En Afrique, les changements tectoniques de l’économie mondiale dans un monde plus multipolaire ont déclenché une nouvelle ruée géopolitique pour l’influence diplomatique, stratégique et commerciale et les ressources naturelles du continent.
La compétitivité des grandes puissances dépend de l’accès aux minéraux critiques, au foncier et au capital humain et du contrôle des chaînes d’approvisionnement.
Les gouvernements africains doivent être à la tête de leurs économies, avec des politiques industrielles intelligentes et autonomes.
Au lieu de graviter autour d’activités économiques conditionnées de l’extérieur (telle que l’extraction à valeur ajoutée), l’idolâtrie de modèles industriels étrangers et un concept de modernisation importée (plus c’est grand, mieux c’est), la fragmentation sociale (l’urbain face au rural), la séquestration spatiale (ZES), il est urgent de réfléchir autrement: viser un changement structurel qui s’appuie sur les atouts existants (au lieu de les détruire) ; prioriser les investissements qui répondent à de nouvelles opportunités en ajoutant de la valeur pour les africains d’abord; identifier préalablement les domaines à prioriser dans un plan stratégique de 5-10 ans, par la découverte et l’écoute active des parties prenantes autochtones et, ensuite, les impliquer dans sa mise en œuvre; valoriser les connaissances et les compétences endogènes.
Une politique industrielle intelligente mobilise les forces du secteur privé, de l’état, des syndicats, des éducateurs/trices, et de la société civile dans le but de renforcer la compétitivité économique propre.
Une industrie manufacturière solide et distinctive est essentielle: elle génère des économies d’échelle; suscite l’innovation et des produits et des industries nouveaux; a des effets multiplicateurs.

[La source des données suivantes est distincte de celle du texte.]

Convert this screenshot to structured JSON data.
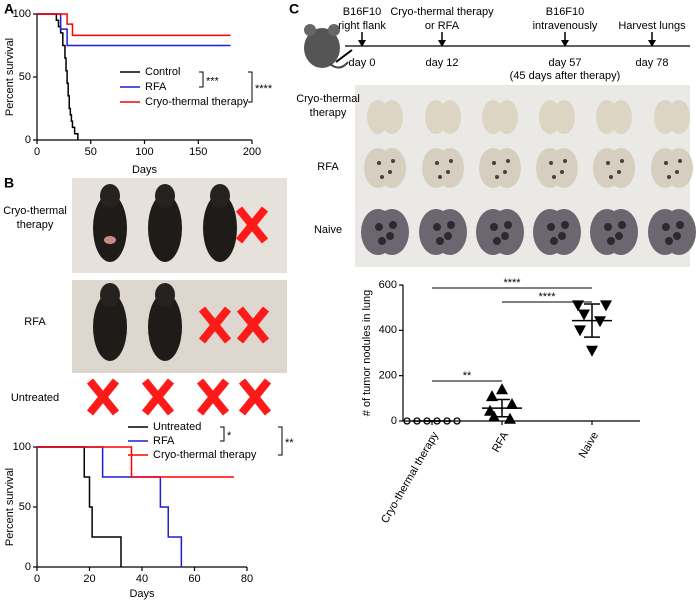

Les politiques en matière de commerce, d’investissement, de R+D+i et d’éducation/formation doivent s’articuler autour de niches compétitives et tenant compte de ce que font les autres pays.
Les composantes territoriales et spatiales doivent s’intégrer sur la base de données probantes et inclusives, pour assurer des stratégies efficaces et innovantes. Les ministres africains ont une rare opportunité d’élaborer des politiques industrielles qui font rupture avec celles imposées dans le passé et de se situer entre le dogme centré sur l’État et celui centré sur le marché.
Ils peuvent soutenir des activités économiques qui activent une stratégie nationale, régionale et continentale intégrée et construire de nouvelles formes d’interaction public-privé pour une résilience économique. Surmonter la dépendance de trajectoire dépend d’une diversification des chaînes d’approvisionnement, de la fiabilité des partenaires, du respect mutuel, et de la confiance réciproque.
Ce n’est guère une question de révolution industrielle africaine sinon d’un développement industriel propre libéré de l’emprise des étrangers qui cherchent à protéger leurs intérêts au dépens de ceux des africains.